A new KFF issue brief compares the main drivers of health spending in the United States and other large, wealthy countries, and finds that the cost of inpatient and outpatient care – much more so than prescription drugs or administrative costs – drives high per capita health spending in the U.S.
In 2018, the U.S. spent $10,637 on health per person – nearly twice as much as other comparably large and wealthy countries. The analysis finds that the U.S. spent $3,906 more per person on inpatient and outpatient care than the comparable country average – an amount that accounts for over three-quarters (76%) difference in total health spending between the U.S. and the comparable country average.
While American policymakers have often focused on the relatively high cost of prescription drugs in the U.S. compared to other countries when discussing policy approaches to lowering health care costs, the analysis finds that reducing drug spending alone would do little to close the gap in per person health spending between the U.S. and its peer nations.

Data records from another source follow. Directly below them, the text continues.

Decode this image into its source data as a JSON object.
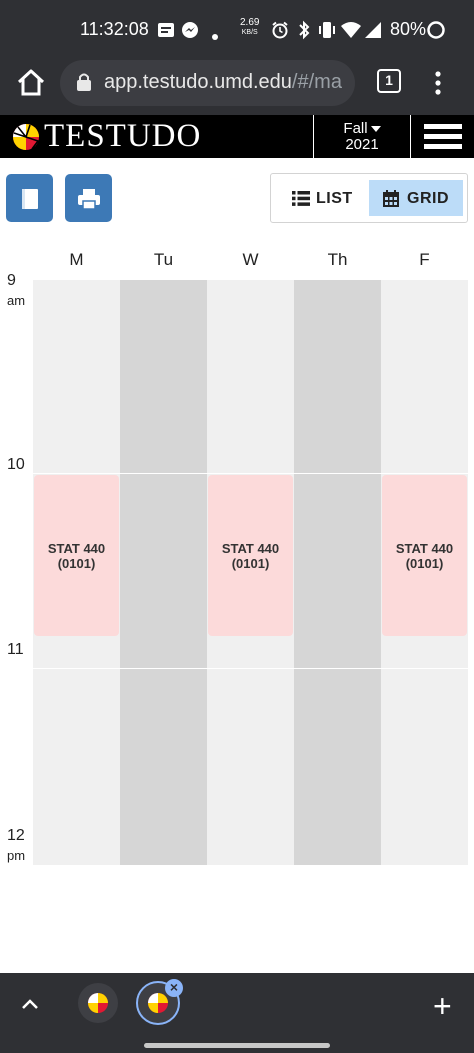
{
  "status_bar": {
    "time": "11:32:08",
    "net_speed_value": "2.69",
    "net_speed_unit": "KB/S",
    "battery": "80%"
  },
  "browser": {
    "url_main": "app.testudo.umd.edu",
    "url_rest": "/#/ma",
    "tab_count": "1"
  },
  "site": {
    "brand": "TESTUDO",
    "term_season": "Fall",
    "term_year": "2021"
  },
  "toolbar": {
    "list_label": "LIST",
    "grid_label": "GRID",
    "active_view": "grid"
  },
  "schedule": {
    "days": [
      "M",
      "Tu",
      "W",
      "Th",
      "F"
    ],
    "times": [
      {
        "hour": "9",
        "period": "am"
      },
      {
        "hour": "10",
        "period": ""
      },
      {
        "hour": "11",
        "period": ""
      },
      {
        "hour": "12",
        "period": "pm"
      }
    ],
    "events": [
      {
        "day": "M",
        "course": "STAT 440",
        "section": "(0101)"
      },
      {
        "day": "W",
        "course": "STAT 440",
        "section": "(0101)"
      },
      {
        "day": "F",
        "course": "STAT 440",
        "section": "(0101)"
      }
    ]
  },
  "colors": {
    "accent_blue": "#3d79b6",
    "event_bg": "#fcdada",
    "active_toggle": "#bcdcf8"
  }
}
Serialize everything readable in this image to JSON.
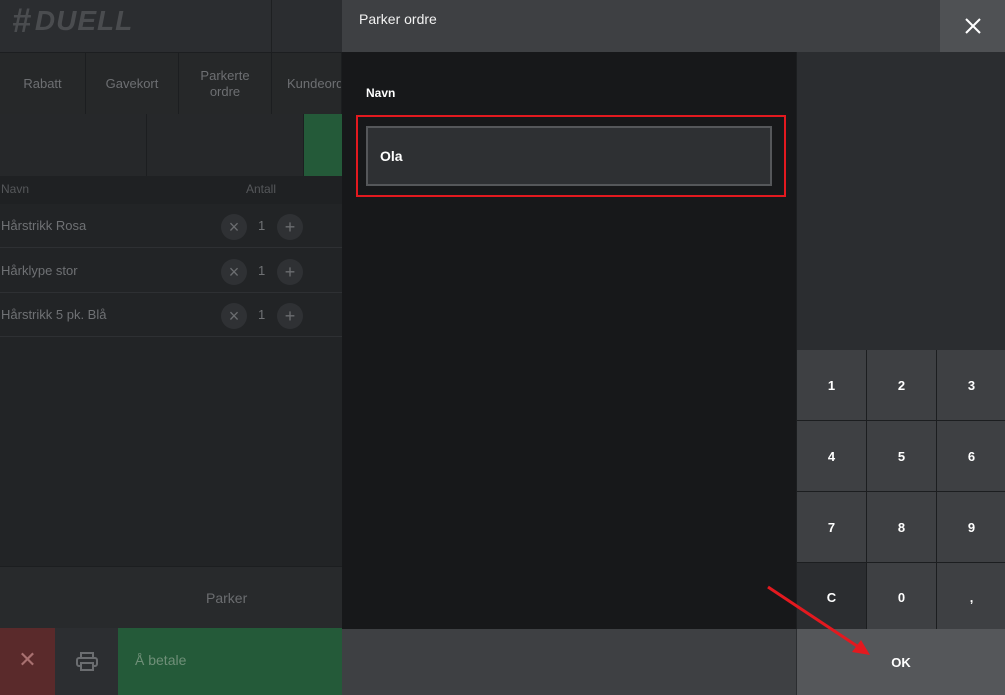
{
  "app": {
    "logo_text": "DUELL"
  },
  "background": {
    "tabs": [
      {
        "label": "Rabatt"
      },
      {
        "label": "Gavekort"
      },
      {
        "label": "Parkerte ordre"
      },
      {
        "label": "Kundeordre"
      }
    ],
    "list_headers": {
      "name": "Navn",
      "qty": "Antall"
    },
    "items": [
      {
        "name": "Hårstrikk Rosa",
        "qty": "1"
      },
      {
        "name": "Hårklype stor",
        "qty": "1"
      },
      {
        "name": "Hårstrikk 5 pk. Blå",
        "qty": "1"
      }
    ],
    "park_label": "Parker",
    "pay_label": "Å betale",
    "colors": {
      "pay_green": "#245a39",
      "cancel_red": "#5a2a2b"
    }
  },
  "modal": {
    "title": "Parker ordre",
    "field_label": "Navn",
    "name_value": "Ola",
    "keypad": [
      "1",
      "2",
      "3",
      "4",
      "5",
      "6",
      "7",
      "8",
      "9",
      "C",
      "0",
      ","
    ],
    "ok_label": "OK",
    "colors": {
      "highlight": "#e3191f",
      "arrow": "#e3191f"
    }
  }
}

Although not the main driver of the difference in health spending, the analysis also notes that the U.S. spends more on several other types of health services and programs, including preventive care. Another chart collection explores trends in spending on public health and prevention in the U.S., finding that while the U.S. spends more than most comparable countries on preventive care, the share of total U.S. health spending committed to preventive care has declined in recent years, and the U.S. still has a higher rate of preventable death than the comparable country average.
The analysis and the chart collection are both available on the Peterson-KFF Health System Tracker, an online information hub dedicated to monitoring and assessing the performance of the U.S. health system. KFF’s Drew Altman also discusses the findings in his latest column for Axios.